By monitoring the contractile activity of the hindgut of the American cockroach in vitro eight myotropic neuropeptides were isolated from the retrocerebral complex of the American cockroach. Peptide sequence analysis and mass spectrometry yielded the following structures: Arg- Pro-Ser-Phe-Asn-Ser-Trp-Gly-NH2 (Pea-K-1), Asp-Ala-Ser-Phe-Ser-Ser-Trp-Gly-NH2 (Pea-K-2), Asp-Pro-Ser-Phe-Asn-Ser-Trp-Gly-NH2 (Pea-K-3), Gly-Ala-Gln-Phe-Ser-Ser-Trp-Gly-NH2 (Pea-K-4), Ser-Pro-Ala-Phe-Asn-Ser-Trp-Gly-NH2 (Pea-K-5), Asp-Pro-Ala-Phe-Ser-Ser-Trp-Gly-NH2 (Lem-K-7), Gly-Ala-Asp-Phe-Tyr-Ser-Trp-Gly-NH2 (Lem-K-8) and Ala-Phe-Ser-Ser-Trp-Gly-NH2 (Lom-K). The C-terminal sequence Phe-X-Ser-Trp-Gly-NH2 characterized the peptides as members of the insect kinin family. All structures were confirmed by comparison of retention times between synthetic and natural peptides. The threshold concentration for stimulatory effects of the synthetic peptides on the isolated hindgut was about 10(-9) M and there was no significant difference measured between the different kinin forms. These neuropeptides are the first members of the insect kinin-family isolated from the American cockroach. Their occurrence in the retrocerebral complex suggests a physiological role as neurohormone.

Isolation and structural elucidation of two pyrokinins from the retrocerebral complex of the American cockroach.

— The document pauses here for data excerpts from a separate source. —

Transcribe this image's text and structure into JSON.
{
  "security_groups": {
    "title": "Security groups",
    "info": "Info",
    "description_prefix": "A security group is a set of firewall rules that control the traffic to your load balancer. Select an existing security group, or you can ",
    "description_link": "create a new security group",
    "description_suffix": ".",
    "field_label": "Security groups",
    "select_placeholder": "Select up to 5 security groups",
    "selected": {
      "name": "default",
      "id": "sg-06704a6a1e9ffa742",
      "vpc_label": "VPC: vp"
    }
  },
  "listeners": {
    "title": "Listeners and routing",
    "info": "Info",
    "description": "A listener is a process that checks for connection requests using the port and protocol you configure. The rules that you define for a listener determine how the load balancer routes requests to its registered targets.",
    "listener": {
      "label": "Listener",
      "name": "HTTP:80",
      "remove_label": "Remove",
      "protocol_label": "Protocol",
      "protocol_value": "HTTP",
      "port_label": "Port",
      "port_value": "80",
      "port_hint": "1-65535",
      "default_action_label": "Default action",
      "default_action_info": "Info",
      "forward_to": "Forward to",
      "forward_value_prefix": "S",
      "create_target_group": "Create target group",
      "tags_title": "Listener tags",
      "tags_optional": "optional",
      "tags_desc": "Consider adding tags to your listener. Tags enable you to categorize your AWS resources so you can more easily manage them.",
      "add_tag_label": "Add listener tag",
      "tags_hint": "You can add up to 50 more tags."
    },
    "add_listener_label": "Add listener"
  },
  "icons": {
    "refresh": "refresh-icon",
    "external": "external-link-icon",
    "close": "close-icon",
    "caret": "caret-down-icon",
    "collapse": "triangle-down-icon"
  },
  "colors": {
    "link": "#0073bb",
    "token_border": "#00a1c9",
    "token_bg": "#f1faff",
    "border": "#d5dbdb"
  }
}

By monitoring the contractile activity of the hyperneural muscle of the American cockroach in vitro two peptides were isolated from the retrocerebral complex of the American cockroach. Three purification steps using reversed-phase high performance liquid chromatography on C-18 columns containing trifluoroacetic acid or heptafluorobutyric acid as organic modifiers were sufficient to achieve homogeneous peptide preparations. The structures of both peptides were elucidated by a combination of Edman degradation and mass spectrometry which yielded the following structures: His-Thr-Ala-Gly Phe-Ile-Pro-Arg-Leu-NH2 (Pea-PK-1) and Ser-Pro-Pro-Phe-Ala-Pro-Arg-Leu-NH2 (Pea-PK-2). The C-terminal sequence Phe-X-Pro-Arg-Leu-NH2 characterized the peptides as members of the insect pyrokinin family. The synthetic peptides were shown to have the same retention times as the natural peptides. The occurrence of both peptides in the retrocerebral complex suggests a physiological role as neurohormones. The effects of the synthetic pyrokinis were clearly distinguishable in their actions on the hyperneural muscle. Regarding the threshold concentrations, Pea-PK-2 was only 0.3% as active as Pea-PK-1.

Periviscerokinin (Pea-PVK): a novel myotropic neuropeptide from the perisympathetic organs of the American cockroach.

A myotropic neuropeptide was isolated from extracts of 1000 abdominal perisympathetic organs of males of the cockroach, Periplaneta americana. This peptide, termed periviscerokinin, has excitatory actions on the hyperneural muscle of Periplaneta americana. After peptide sequence analysis and mass spectrometry, the structure of this peptide was confirmed by chemical synthesis and bioassay to be Gly-Ala-Ser-Gly-Leu-Ile-Pro-Val-Met-Arg-Asn-NH2. This sequence is different from the other known myotropic peptides in insects. The threshold concentration for stimulatory effects of the synthetic peptide on the isolated hyperneural muscle was about 10(-9) M, suggesting a physiological role as a neurohormone.